Comme les commanditaires de ces guerres sont aussi les vendeurs d’armes, ils nous poussent à croire ad vitam aeternam que « qui veut la paix prépare la guerre ». Voilà une pensée que nous sommes plusieurs à ne pas remettre en question. Certes, qui veut la paix peut préparer la guerre. Mais une autre guerre, la difficile, celle du désensorcellement des cœurs et des esprits mangés par l’injustice, la cupidité et l’égoïsme. « S’il n’y a pas de paix intérieure, il ne saurait y avoir de paix extérieure. L’absence de paix intérieure alimente les guerres froides de tout genre et donne lieu à des compétitions qui s’achèvent en défaites, lesquelles déchaînent toutes sortes de revanches, déclarées ou non.[5] » D’où l’importance de cette autre pensée : « Qui veut la paix se prépare soi-même. » Ce « soi » est à la fois individuel et collectif. Les éléments indispensables de cette préparation du soi individuel et collectif sont le pardon, la réconciliation et le dialogue continu[6]. Mais la paix née de l’éthique du dialogue et de la réconciliation peut être fragile dans un environnement humain et écologique gagné par la violence structurelle.
Il y a un préalable à la mise en pratique de cette éthique : le désarmement culturel de la pensée dominante. « Il s’agit de se rendre compte que la culture dominante n’a pas d’avenir et élimine toute espérance. La désarmer, cependant, n’équivaut pas à lui déclarer la guerre et à vouloir la détruire par la violence.

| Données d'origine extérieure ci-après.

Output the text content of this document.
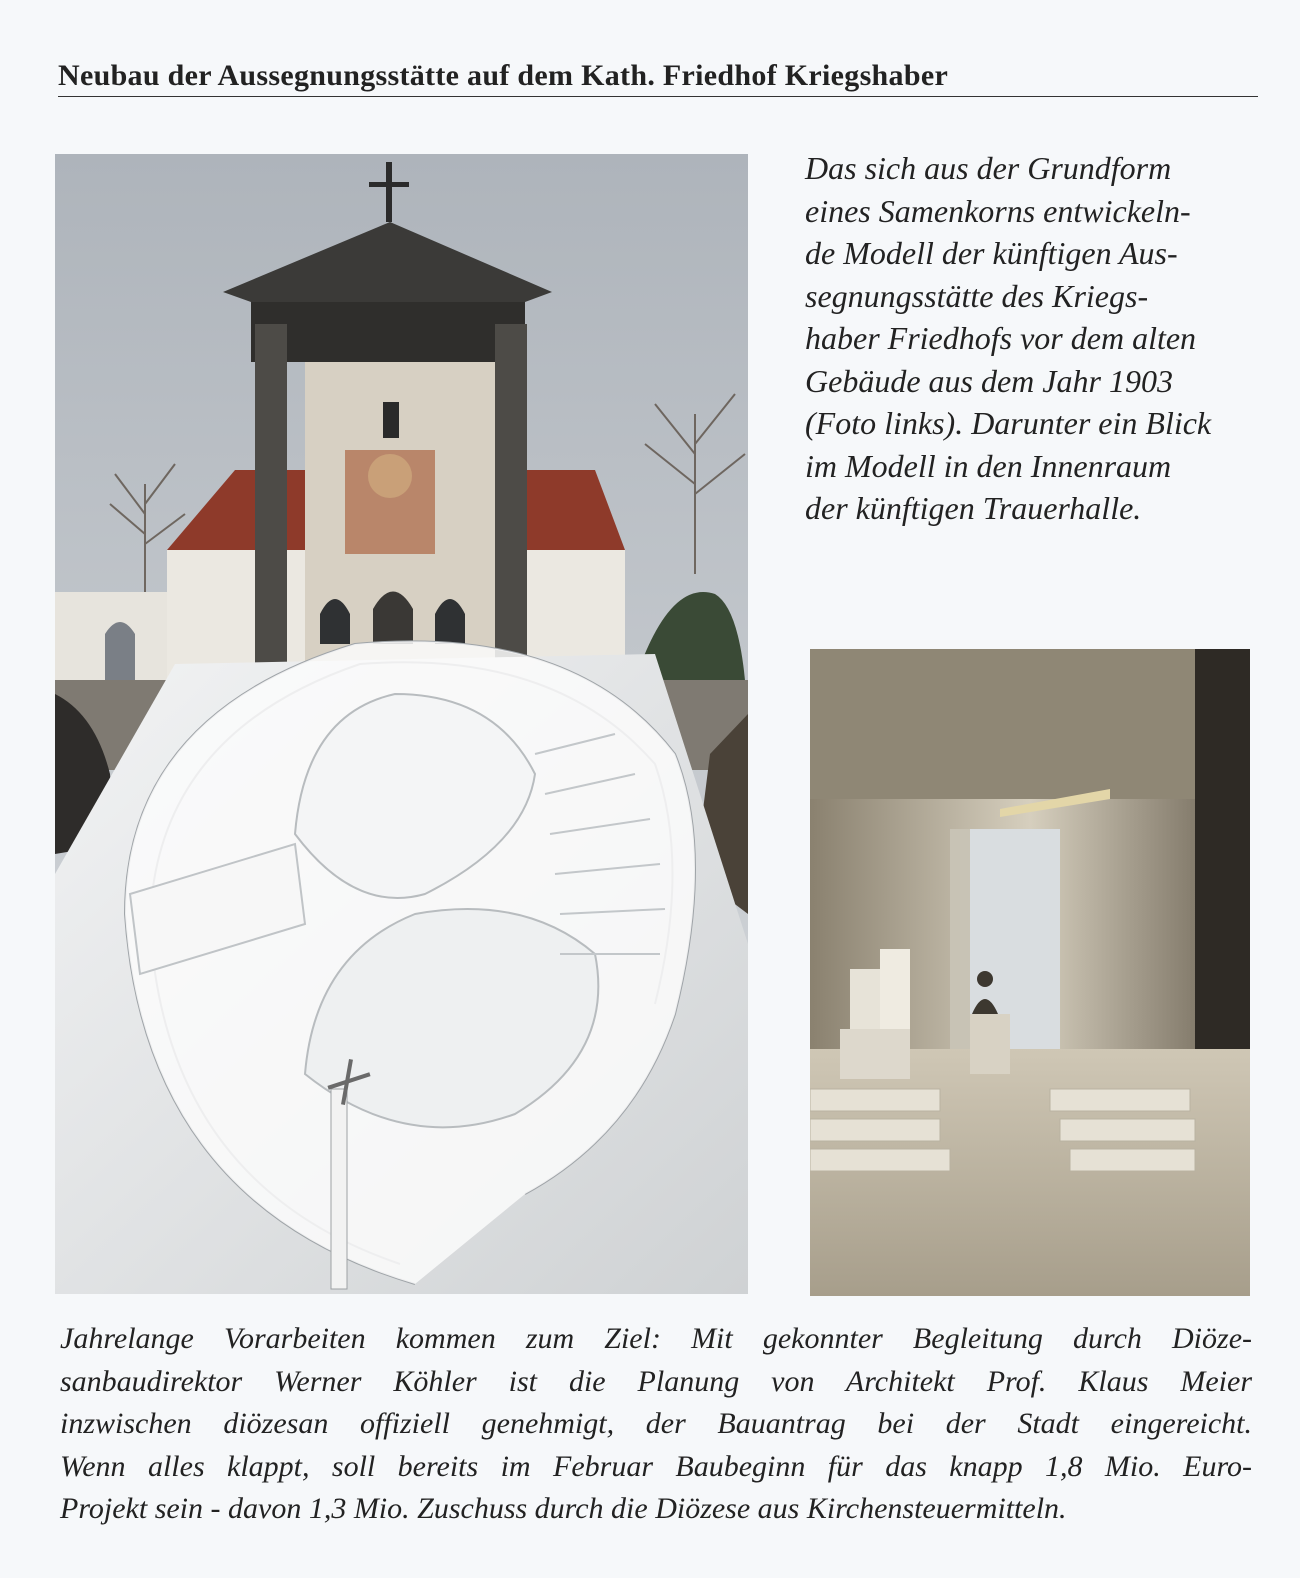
Neubau der Aussegnungsstätte auf dem Kath. Friedhof Kriegshaber
Das sich aus der Grundform
eines Samenkorns entwickeln-
de Modell der künftigen Aus-
segnungsstätte des Kriegs-
haber Friedhofs vor dem alten
Gebäude aus dem Jahr 1903
(Foto links). Darunter ein Blick
im Modell in den Innenraum
der künftigen Trauerhalle.
Jahrelange Vorarbeiten kommen zum Ziel: Mit gekonnter Begleitung durch Diöze-
sanbaudirektor Werner Köhler ist die Planung von Architekt Prof. Klaus Meier
inzwischen diözesan offiziell genehmigt, der Bauantrag bei der Stadt eingereicht.
Wenn alles klappt, soll bereits im Februar Baubeginn für das knapp 1,8 Mio. Euro-
Projekt sein - davon 1,3 Mio. Zuschuss durch die Diözese aus Kirchensteuermitteln.
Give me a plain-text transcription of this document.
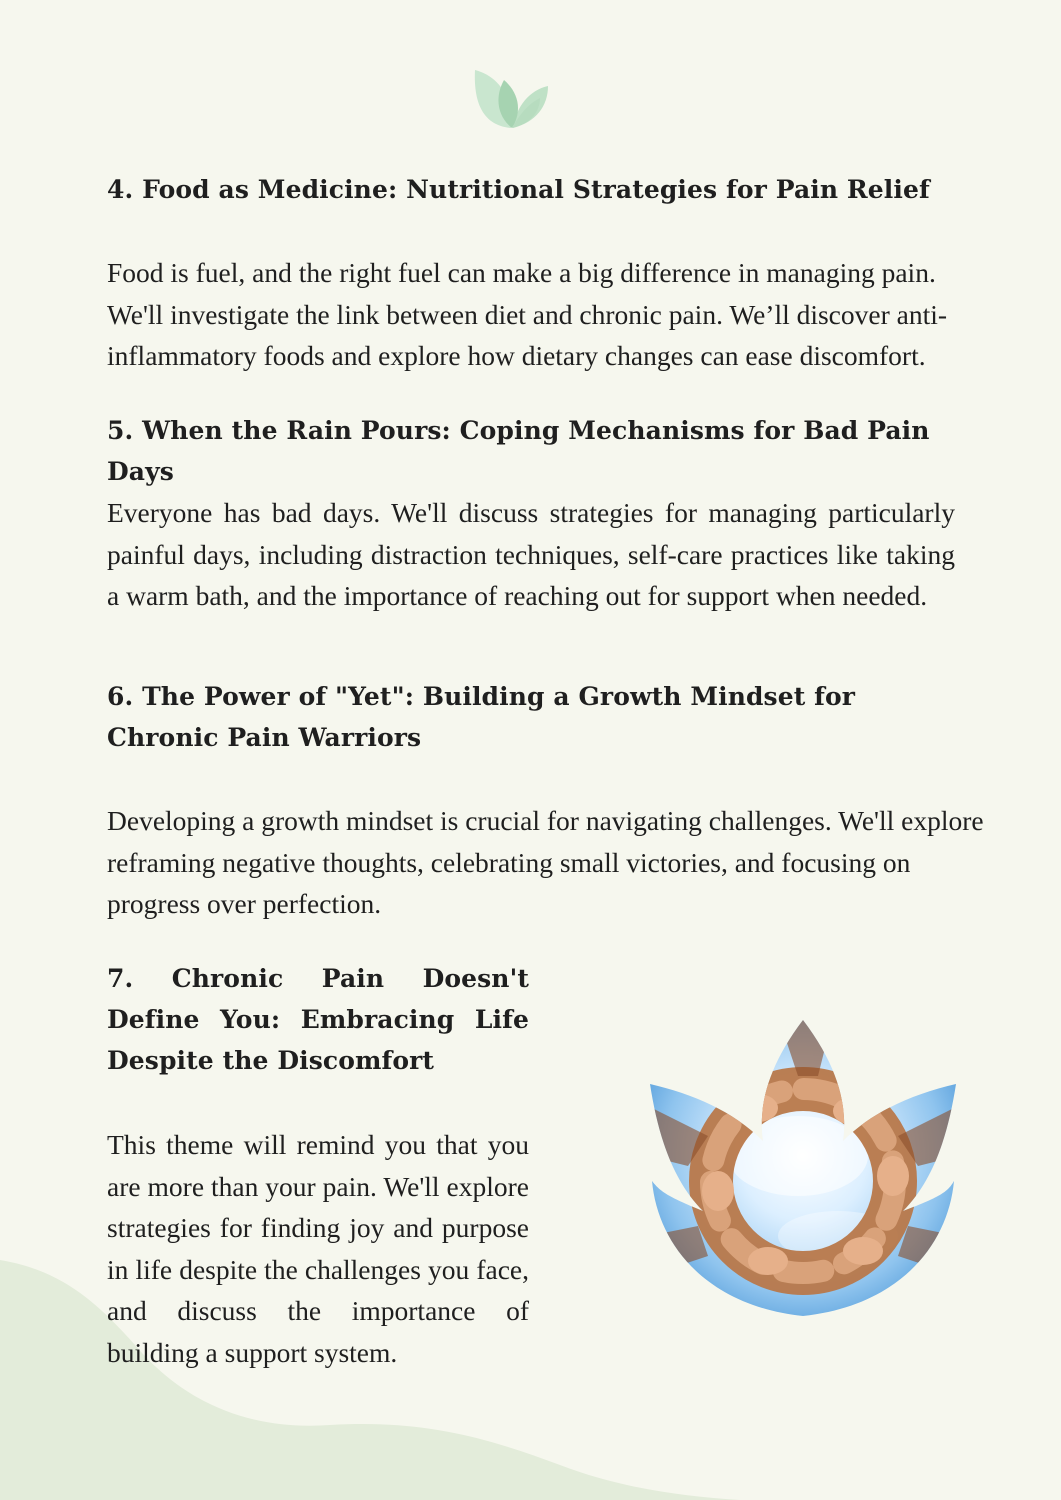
4. Food as Medicine: Nutritional Strategies for Pain Relief

Food is fuel, and the right fuel can make a big difference in managing pain. We'll investigate the link between diet and chronic pain. We’ll discover anti-inflammatory foods and explore how dietary changes can ease discomfort.

5. When the Rain Pours: Coping Mechanisms for Bad Pain Days

Everyone has bad days. We'll discuss strategies for managing particularly painful days, including distraction techniques, self-care practices like taking a warm bath, and the importance of reaching out for support when needed.

6. The Power of "Yet": Building a Growth Mindset for Chronic Pain Warriors

Developing a growth mindset is crucial for navigating challenges. We'll explore reframing negative thoughts, celebrating small victories, and focusing on progress over perfection.

7. Chronic Pain Doesn't Define You: Embracing Life Despite the Discomfort

This theme will remind you that you are more than your pain. We'll explore strategies for finding joy and purpose in life despite the challenges you face, and discuss the importance of building a support system.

La désarmer signifie la rendre consciente de ses principes les plus sains et traditionnels afin qu’elle recouvre la confiance en soi (et non dans les machines). [7]» La difficulté que pourrait présenter la lutte pour ce désarmement culturel de la pensée dominante est qu’elle est devenue hégémonique et transnationale (pour le 1% de l’humanité). La désarmer dans sa dimension transnationale pourrait passer par le désarmement des lieux qui l’ont répandue : l’école, l’université et les églises. Cela pourrait aussi passer par la prise de conscience du fait que notre monde devient de plus en plus polycentré et que la re-création d’une instance internationale d’interdépendance forte de la participation de tous ses membres s’impose : l’ONU pourrait passer de la domination des vainqueurs de la deuxième guerre mondiale en son sein à une ouverture participative de tous ses Etats membres. Elle s’enrichirait d’une « Déclaration universelle d’interdépendance[8] »
Pour tout prendre, disons qu’une lecture à court terme de la guerre peut nous induire en erreur sur ses motivations cachées ou inavouées, sur ses objectifs et ses stratégies, sur l’Etat profond qui la conduit et le réseau transnational qu’il induit, sur ses coûts économiques, financiers et humains. Les faiseurs de guerre se sont enfermés dans le courtermisme et ils le paient cher éthiquement et socialement. Et la bombe de la colère populaire peut leur éclater au visage à tout moment. Travailler au désarmement culturel de nos égoïsmes et à celui de la pensée dominante prend du temps et même beaucoup de temps. Pourtant, c’est l’un des sacrifices qui vaut la peine d’être consenti. Nous mentir à nous-mêmes en refusant d’étudier en profondeur les guerres contemporaines peut être compromettant pour nous-mêmes et pour les générations futures. Mobiliser nos masses populaires pour cette étude peut, à terme, porter des fruits de paix.